Dive Brief:
- Dexcom will cut about 350 jobs globally as part of a broader restructuring, the company confirmed with MedTech Dive on Thursday.
- Company spokesperson James McIntosh said in an email the cuts make up about 3% of Dexcom’s total workforce. About 196 of the people affected are based in San Diego, where Dexcom is headquartered.
- The cuts are due to changes in Dexcom’s organizational model and operating structure, McIntosh wrote.
Dive Insight:
The layoffs follow a decision by Dexcom last year to move manufacturing from San Diego to Mesa, Arizona. At the time, Dexcom cut more than 500 jobs.

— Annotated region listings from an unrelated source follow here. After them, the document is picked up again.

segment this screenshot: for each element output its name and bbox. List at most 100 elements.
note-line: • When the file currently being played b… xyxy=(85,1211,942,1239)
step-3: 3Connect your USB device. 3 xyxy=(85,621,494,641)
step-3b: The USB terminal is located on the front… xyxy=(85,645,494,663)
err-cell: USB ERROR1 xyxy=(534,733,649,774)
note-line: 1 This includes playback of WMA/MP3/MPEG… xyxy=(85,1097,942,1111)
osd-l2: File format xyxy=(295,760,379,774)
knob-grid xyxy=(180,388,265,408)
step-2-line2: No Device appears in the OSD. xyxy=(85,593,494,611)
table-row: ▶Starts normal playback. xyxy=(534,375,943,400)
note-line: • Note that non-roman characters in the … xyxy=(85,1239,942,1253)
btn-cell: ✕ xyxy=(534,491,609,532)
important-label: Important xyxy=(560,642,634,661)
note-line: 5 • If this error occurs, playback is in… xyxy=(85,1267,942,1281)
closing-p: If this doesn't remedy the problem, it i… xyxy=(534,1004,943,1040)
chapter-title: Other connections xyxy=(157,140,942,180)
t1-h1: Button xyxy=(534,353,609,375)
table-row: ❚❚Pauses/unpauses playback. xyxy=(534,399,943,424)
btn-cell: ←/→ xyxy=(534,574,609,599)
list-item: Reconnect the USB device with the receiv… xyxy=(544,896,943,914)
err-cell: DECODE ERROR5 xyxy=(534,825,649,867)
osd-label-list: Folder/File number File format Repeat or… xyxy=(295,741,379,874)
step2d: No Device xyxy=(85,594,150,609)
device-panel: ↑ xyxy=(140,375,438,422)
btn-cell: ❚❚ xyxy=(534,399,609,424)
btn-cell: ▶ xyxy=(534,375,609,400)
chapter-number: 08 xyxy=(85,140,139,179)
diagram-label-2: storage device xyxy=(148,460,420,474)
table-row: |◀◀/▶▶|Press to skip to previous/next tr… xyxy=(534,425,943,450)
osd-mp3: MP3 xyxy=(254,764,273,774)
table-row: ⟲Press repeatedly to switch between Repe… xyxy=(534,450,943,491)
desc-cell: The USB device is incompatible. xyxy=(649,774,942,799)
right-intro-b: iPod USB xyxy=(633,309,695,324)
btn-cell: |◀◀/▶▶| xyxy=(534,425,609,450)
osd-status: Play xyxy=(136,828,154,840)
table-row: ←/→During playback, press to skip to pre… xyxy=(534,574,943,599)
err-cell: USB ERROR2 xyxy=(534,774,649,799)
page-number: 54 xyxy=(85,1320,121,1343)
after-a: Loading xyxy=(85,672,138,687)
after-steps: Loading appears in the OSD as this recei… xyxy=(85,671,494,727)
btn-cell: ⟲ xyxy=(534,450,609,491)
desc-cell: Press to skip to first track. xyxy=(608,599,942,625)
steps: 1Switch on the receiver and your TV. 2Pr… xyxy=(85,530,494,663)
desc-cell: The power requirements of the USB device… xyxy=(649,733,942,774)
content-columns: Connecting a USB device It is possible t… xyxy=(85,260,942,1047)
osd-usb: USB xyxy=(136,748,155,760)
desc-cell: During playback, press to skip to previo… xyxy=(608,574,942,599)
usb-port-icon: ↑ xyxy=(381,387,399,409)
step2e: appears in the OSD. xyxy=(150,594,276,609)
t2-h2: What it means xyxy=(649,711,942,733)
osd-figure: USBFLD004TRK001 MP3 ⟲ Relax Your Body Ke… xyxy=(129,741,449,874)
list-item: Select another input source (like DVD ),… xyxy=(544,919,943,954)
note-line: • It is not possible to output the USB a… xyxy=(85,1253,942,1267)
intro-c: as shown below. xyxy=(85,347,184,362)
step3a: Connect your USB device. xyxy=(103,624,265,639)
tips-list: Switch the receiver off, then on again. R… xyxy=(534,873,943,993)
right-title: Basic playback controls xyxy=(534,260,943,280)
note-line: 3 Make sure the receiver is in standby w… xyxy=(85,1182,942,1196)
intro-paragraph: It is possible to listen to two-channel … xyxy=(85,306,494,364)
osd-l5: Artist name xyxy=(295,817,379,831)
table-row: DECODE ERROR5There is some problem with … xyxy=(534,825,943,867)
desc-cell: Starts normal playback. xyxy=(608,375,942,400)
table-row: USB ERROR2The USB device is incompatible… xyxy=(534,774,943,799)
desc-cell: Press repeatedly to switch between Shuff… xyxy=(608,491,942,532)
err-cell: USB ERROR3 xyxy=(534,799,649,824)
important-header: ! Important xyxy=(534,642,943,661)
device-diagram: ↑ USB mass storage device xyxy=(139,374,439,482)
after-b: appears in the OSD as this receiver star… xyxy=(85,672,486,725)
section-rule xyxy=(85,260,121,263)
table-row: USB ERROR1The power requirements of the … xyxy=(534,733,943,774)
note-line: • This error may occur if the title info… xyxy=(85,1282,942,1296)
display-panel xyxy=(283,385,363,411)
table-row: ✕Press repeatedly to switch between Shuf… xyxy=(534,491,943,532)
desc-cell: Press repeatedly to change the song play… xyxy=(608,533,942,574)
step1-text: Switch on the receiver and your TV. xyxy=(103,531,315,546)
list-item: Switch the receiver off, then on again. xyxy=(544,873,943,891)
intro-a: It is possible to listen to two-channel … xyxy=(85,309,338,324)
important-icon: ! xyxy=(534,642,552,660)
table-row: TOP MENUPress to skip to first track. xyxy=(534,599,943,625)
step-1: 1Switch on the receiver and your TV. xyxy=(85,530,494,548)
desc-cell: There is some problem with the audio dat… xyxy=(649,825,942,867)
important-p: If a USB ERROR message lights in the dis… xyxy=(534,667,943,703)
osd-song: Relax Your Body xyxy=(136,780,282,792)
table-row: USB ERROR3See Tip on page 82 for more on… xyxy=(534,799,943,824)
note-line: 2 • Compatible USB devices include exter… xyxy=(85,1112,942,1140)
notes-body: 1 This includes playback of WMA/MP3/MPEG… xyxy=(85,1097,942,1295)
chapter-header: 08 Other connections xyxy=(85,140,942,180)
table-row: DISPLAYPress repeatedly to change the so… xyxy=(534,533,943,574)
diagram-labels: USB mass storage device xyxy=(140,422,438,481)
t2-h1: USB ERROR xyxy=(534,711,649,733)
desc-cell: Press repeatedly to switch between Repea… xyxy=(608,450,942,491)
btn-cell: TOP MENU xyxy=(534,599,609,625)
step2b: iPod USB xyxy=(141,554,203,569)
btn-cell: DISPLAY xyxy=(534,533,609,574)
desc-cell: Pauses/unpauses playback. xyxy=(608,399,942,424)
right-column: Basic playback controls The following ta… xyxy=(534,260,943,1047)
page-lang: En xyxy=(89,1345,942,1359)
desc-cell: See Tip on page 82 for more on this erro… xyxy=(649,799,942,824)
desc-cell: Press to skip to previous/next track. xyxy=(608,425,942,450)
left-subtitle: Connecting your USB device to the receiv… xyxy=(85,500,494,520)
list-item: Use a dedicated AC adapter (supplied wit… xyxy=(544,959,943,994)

In the latest round of cuts, Dexcom is eliminating 134 operations roles in San Diego as the company continues to transition manufacturing and operations to Arizona, McIntosh wrote. San Diego will remain the company’s product innovation center and global headquarters.
The cuts cover a variety of positions, according to a California Worker Adjustment and Retraining Notification filing submitted in late August. They include manufacturing and sales jobs, as well as senior managers working in marketing, regulatory affairs, finance, mechanical engineering and other roles.
The layoffs are expected to start on Nov. 3, according to the filing.
Dexcom announced several changes in its most recent earnings call, including a leadership transition. Current CEO Kevin Sayer will step down in January, with Chief Operating Officer Jake Leach taking the helm. Dexcom is also preparing for the launch of a 15-day version of its G7 glucose monitor, which the company expects will start in the second half of the year, Sayer said in the July earnings call.
Dexcom raised its sales expectations for 2025 in its second-quarter call. The company reported revenue of $1.16 billion, a 15% increase year over year, and net income of $179.8 million, a 25% increase.